In its progressive periods capitalist America favored and facilitated the growth of democracy. In the eighteenth and nineteenth centuries our people created and strengthened many democratic rights and institutions, which we still enjoy. This expansion of freedom was halted and reversed as the monopolists and militarists have become more unrestrained in their exercise of power during this century.

Since the beginning of the Second World War, under Democratic and Republican administrations alike, there has been a steady restriction and erosion of our liberties. Over the past twenty-five years Congress has passed not a single law designed to enlarge our freedoms. On the contrary, it has enacted a still unfinished series of instruments of oppression starting with the Smith Act and culminating in the Landrum-Griffin bill, which have whittled down constitutional and labor rights.

Lest this judgment be dismissed as hopelessly biased, coming from an avowed Marxist periodical, examine a quote from an eminent English philosopher who has opposed Marxism for more than forty years. Bertrand Russell wrote in the April Frontier:

“Since the end of World War II, the way to political power in the US has been characterized by the crudest persecution of dissident opinion. The object of this persecution has been to impose upon the US an acceptance of capitalism and of the power of large industry. The corporate community finances both political parties, provides the millions necessary for both candidates in senatorial elections, owns and controls the media of communication and, in effect, exercises the power of decision making. For this reason formal political democracy in the United States is largely a sham, and ‘freedom’ is a convenient myth at the disposal of faceless bureaucrats.”

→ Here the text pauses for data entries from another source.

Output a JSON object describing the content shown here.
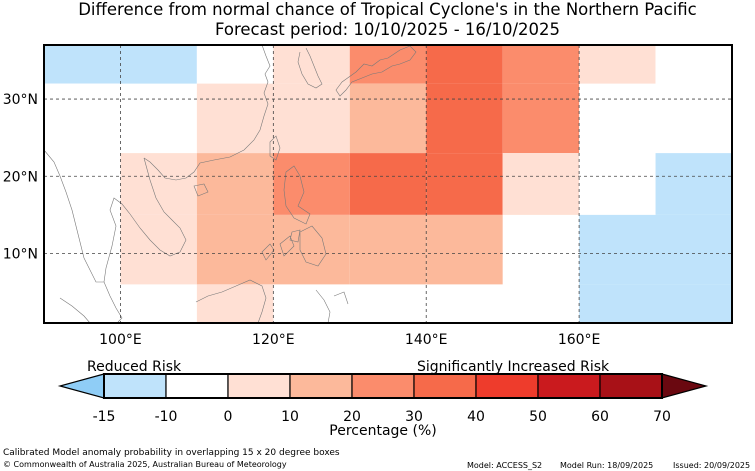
{
  "title_line1": "Difference from normal chance of Tropical Cyclone's in the Northern Pacific",
  "title_line2": "Forecast period: 10/10/2025 - 16/10/2025",
  "map": {
    "lon_range": [
      90,
      180
    ],
    "lat_range": [
      1,
      37
    ],
    "lon_ticks": [
      {
        "value": 100,
        "label": "100°E"
      },
      {
        "value": 120,
        "label": "120°E"
      },
      {
        "value": 140,
        "label": "140°E"
      },
      {
        "value": 160,
        "label": "160°E"
      }
    ],
    "lat_ticks": [
      {
        "value": 10,
        "label": "10°N"
      },
      {
        "value": 20,
        "label": "20°N"
      },
      {
        "value": 30,
        "label": "30°N"
      }
    ],
    "cells": [
      {
        "lon0": 90,
        "lon1": 110,
        "lat0": 32,
        "lat1": 37,
        "pct": -12
      },
      {
        "lon0": 110,
        "lon1": 120,
        "lat0": 32,
        "lat1": 37,
        "pct": -7
      },
      {
        "lon0": 120,
        "lon1": 130,
        "lat0": 32,
        "lat1": 37,
        "pct": 5
      },
      {
        "lon0": 130,
        "lon1": 140,
        "lat0": 32,
        "lat1": 37,
        "pct": 25
      },
      {
        "lon0": 140,
        "lon1": 150,
        "lat0": 32,
        "lat1": 37,
        "pct": 35
      },
      {
        "lon0": 150,
        "lon1": 160,
        "lat0": 32,
        "lat1": 37,
        "pct": 25
      },
      {
        "lon0": 160,
        "lon1": 170,
        "lat0": 32,
        "lat1": 37,
        "pct": 5
      },
      {
        "lon0": 170,
        "lon1": 180,
        "lat0": 32,
        "lat1": 37,
        "pct": -7
      },
      {
        "lon0": 90,
        "lon1": 100,
        "lat0": 23,
        "lat1": 32,
        "pct": -7
      },
      {
        "lon0": 110,
        "lon1": 120,
        "lat0": 23,
        "lat1": 32,
        "pct": 5
      },
      {
        "lon0": 120,
        "lon1": 130,
        "lat0": 23,
        "lat1": 32,
        "pct": 5
      },
      {
        "lon0": 130,
        "lon1": 140,
        "lat0": 23,
        "lat1": 32,
        "pct": 15
      },
      {
        "lon0": 140,
        "lon1": 150,
        "lat0": 23,
        "lat1": 32,
        "pct": 35
      },
      {
        "lon0": 150,
        "lon1": 160,
        "lat0": 23,
        "lat1": 32,
        "pct": 25
      },
      {
        "lon0": 170,
        "lon1": 180,
        "lat0": 23,
        "lat1": 32,
        "pct": -7
      },
      {
        "lon0": 100,
        "lon1": 110,
        "lat0": 15,
        "lat1": 23,
        "pct": 5
      },
      {
        "lon0": 110,
        "lon1": 120,
        "lat0": 15,
        "lat1": 23,
        "pct": 15
      },
      {
        "lon0": 120,
        "lon1": 130,
        "lat0": 15,
        "lat1": 23,
        "pct": 25
      },
      {
        "lon0": 130,
        "lon1": 140,
        "lat0": 15,
        "lat1": 23,
        "pct": 35
      },
      {
        "lon0": 140,
        "lon1": 150,
        "lat0": 15,
        "lat1": 23,
        "pct": 35
      },
      {
        "lon0": 150,
        "lon1": 160,
        "lat0": 15,
        "lat1": 23,
        "pct": 5
      },
      {
        "lon0": 160,
        "lon1": 170,
        "lat0": 15,
        "lat1": 23,
        "pct": -7
      },
      {
        "lon0": 170,
        "lon1": 180,
        "lat0": 15,
        "lat1": 23,
        "pct": -12
      },
      {
        "lon0": 100,
        "lon1": 110,
        "lat0": 6,
        "lat1": 15,
        "pct": 5
      },
      {
        "lon0": 110,
        "lon1": 120,
        "lat0": 6,
        "lat1": 15,
        "pct": 15
      },
      {
        "lon0": 120,
        "lon1": 130,
        "lat0": 6,
        "lat1": 15,
        "pct": 15
      },
      {
        "lon0": 130,
        "lon1": 140,
        "lat0": 6,
        "lat1": 15,
        "pct": 15
      },
      {
        "lon0": 140,
        "lon1": 150,
        "lat0": 6,
        "lat1": 15,
        "pct": 15
      },
      {
        "lon0": 160,
        "lon1": 180,
        "lat0": 6,
        "lat1": 15,
        "pct": -12
      },
      {
        "lon0": 110,
        "lon1": 120,
        "lat0": 1,
        "lat1": 6,
        "pct": 5
      },
      {
        "lon0": 150,
        "lon1": 160,
        "lat0": 1,
        "lat1": 6,
        "pct": -7
      },
      {
        "lon0": 160,
        "lon1": 180,
        "lat0": 1,
        "lat1": 6,
        "pct": -12
      }
    ]
  },
  "colorbar": {
    "label_low": "Reduced Risk",
    "label_high": "Significantly Increased Risk",
    "xlabel": "Percentage (%)",
    "ticks": [
      "-15",
      "-10",
      "0",
      "10",
      "20",
      "30",
      "40",
      "50",
      "60",
      "70"
    ],
    "under_color": "#8fcdf6",
    "colors": [
      "#bfe3fb",
      "#ffffff",
      "#ffe0d4",
      "#fcb99b",
      "#fb8c6c",
      "#f66a4a",
      "#ee3c2c",
      "#ca1a1e",
      "#a81117"
    ],
    "over_color": "#6a0810"
  },
  "footer": {
    "description": "Calibrated Model anomaly probability in overlapping 15 x 20 degree boxes",
    "copyright": "© Commonwealth of Australia 2025, Australian Bureau of Meteorology",
    "model": "Model: ACCESS_S2",
    "model_run": "Model Run: 18/09/2025",
    "issued": "Issued: 20/09/2025"
  }
}
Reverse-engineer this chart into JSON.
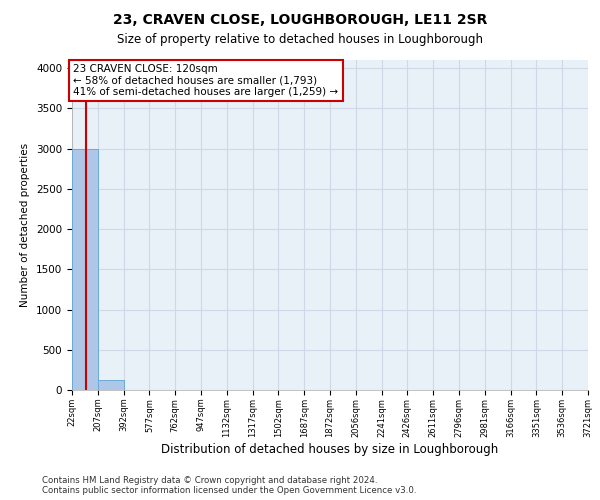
{
  "title_line1": "23, CRAVEN CLOSE, LOUGHBOROUGH, LE11 2SR",
  "title_line2": "Size of property relative to detached houses in Loughborough",
  "xlabel": "Distribution of detached houses by size in Loughborough",
  "ylabel": "Number of detached properties",
  "footnote": "Contains HM Land Registry data © Crown copyright and database right 2024.\nContains public sector information licensed under the Open Government Licence v3.0.",
  "bin_edges": [
    22,
    207,
    392,
    577,
    762,
    947,
    1132,
    1317,
    1502,
    1687,
    1872,
    2056,
    2241,
    2426,
    2611,
    2796,
    2981,
    3166,
    3351,
    3536,
    3721
  ],
  "bar_heights": [
    3000,
    120,
    0,
    0,
    0,
    0,
    0,
    0,
    0,
    0,
    0,
    0,
    0,
    0,
    0,
    0,
    0,
    0,
    0,
    0
  ],
  "bar_color": "#aec6e8",
  "bar_edgecolor": "#6aaad4",
  "grid_color": "#d0d8e8",
  "bg_color": "#e8f0f8",
  "property_size": 120,
  "red_line_color": "#cc0000",
  "annotation_text": "23 CRAVEN CLOSE: 120sqm\n← 58% of detached houses are smaller (1,793)\n41% of semi-detached houses are larger (1,259) →",
  "annotation_box_edgecolor": "#cc0000",
  "annotation_box_facecolor": "#ffffff",
  "ylim": [
    0,
    4100
  ],
  "yticks": [
    0,
    500,
    1000,
    1500,
    2000,
    2500,
    3000,
    3500,
    4000
  ]
}
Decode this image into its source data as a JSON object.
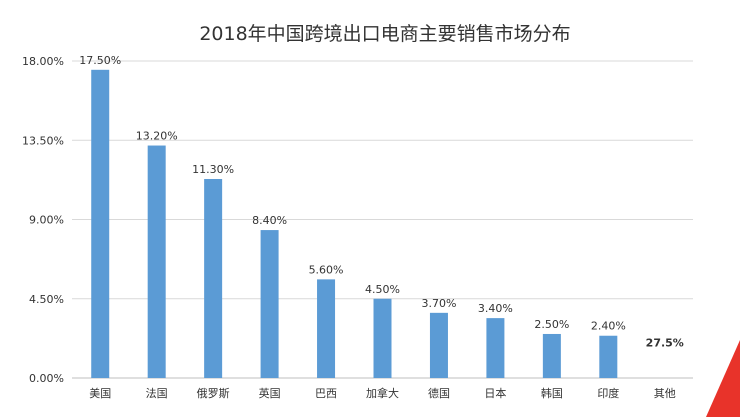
{
  "chart_data": {
    "type": "bar",
    "title": "2018年中国跨境出口电商主要销售市场分布",
    "categories": [
      "美国",
      "法国",
      "俄罗斯",
      "英国",
      "巴西",
      "加拿大",
      "德国",
      "日本",
      "韩国",
      "印度",
      "其他"
    ],
    "values": [
      17.5,
      13.2,
      11.3,
      8.4,
      5.6,
      4.5,
      3.7,
      3.4,
      2.5,
      2.4,
      null
    ],
    "data_labels": [
      "17.50%",
      "13.20%",
      "11.30%",
      "8.40%",
      "5.60%",
      "4.50%",
      "3.70%",
      "3.40%",
      "2.50%",
      "2.40%",
      "27.5%"
    ],
    "ylim": [
      0,
      18
    ],
    "yticks": [
      0,
      4.5,
      9,
      13.5,
      18
    ],
    "ytick_labels": [
      "0.00%",
      "4.50%",
      "9.00%",
      "13.50%",
      "18.00%"
    ],
    "grid": true,
    "colors": {
      "bar": "#5b9bd5",
      "decor": "#e8332a"
    }
  }
}
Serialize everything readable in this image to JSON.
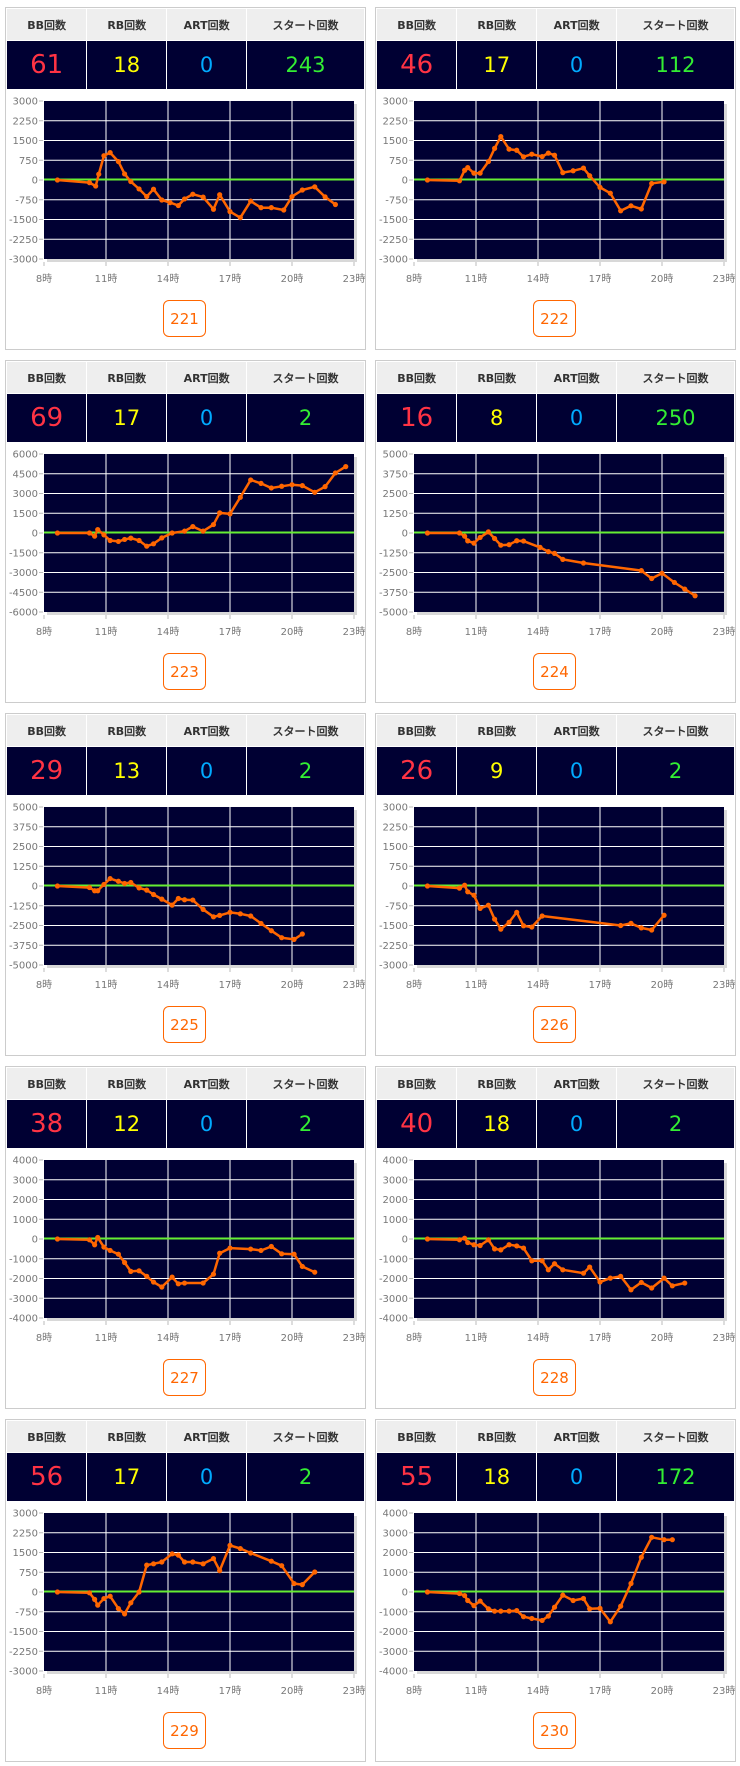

It should be noted that the Freedom Now movement stands in the vanguard, not only of the struggle for social equality and economic security, but also of the fight against the encroachments upon our democratic liberties. The few successes that have been scored in recent years against the enemies of democracy have come from the vigor of the civil rights movement.

President Johnson has been a dependable friend of the natural gas and big oil interests. Every time attempts have been made in Congress to regulate natural gas or tamper with the oil royalties racket he has worked to head them off. Politicians and political parties need campaign funds, don’t they? He has never been so ardent as a guardian of the rights of the people as he has been of the revenue of the plutocrats.
 

MOST serious of all is the fourth unresolved problem bequeathed to the new chief executive. That is the problem of peace. In the first days Johnson hurried to declare that the war in South Vietnam would proceed and the anti-Cuba drive would not lessen. Over and above these impermissible interventions against the colonial movements of liberation hovers the ghastly threat of nuclear war.

One reason why the world trembled and held its breath at the news of Kennedy’s assassination is the potential to destroy all life on this planet vested in the tenant of the White House. He alone can order the button to be pressed that can doom us all.

Kennedy was prepared to risk such a decision in the confrontation with the Kremlin in October of last year. The assassin’s bullet has now shifted that life-and-death power to the man from Texas. It is extremely doubtful that the world feels safer as a result.

Here, too, it is not a question of individuals but of the workings of a social and political system. Where does this supreme inhumanity that hangs over us, where does this possibility of universal assassination by nuclear devices come from? It is the deadly fruit of an outmoded system that is being pressed back by the on-rushing forces of national independence and socialism and does not relish losing much more of its power, possessions, privileges and profits. It will stop at nothing to protect and preserve these, in the last extremity.

This alone should suffice to condemn this system in the eyes of every one concerned with the salvation of the human race.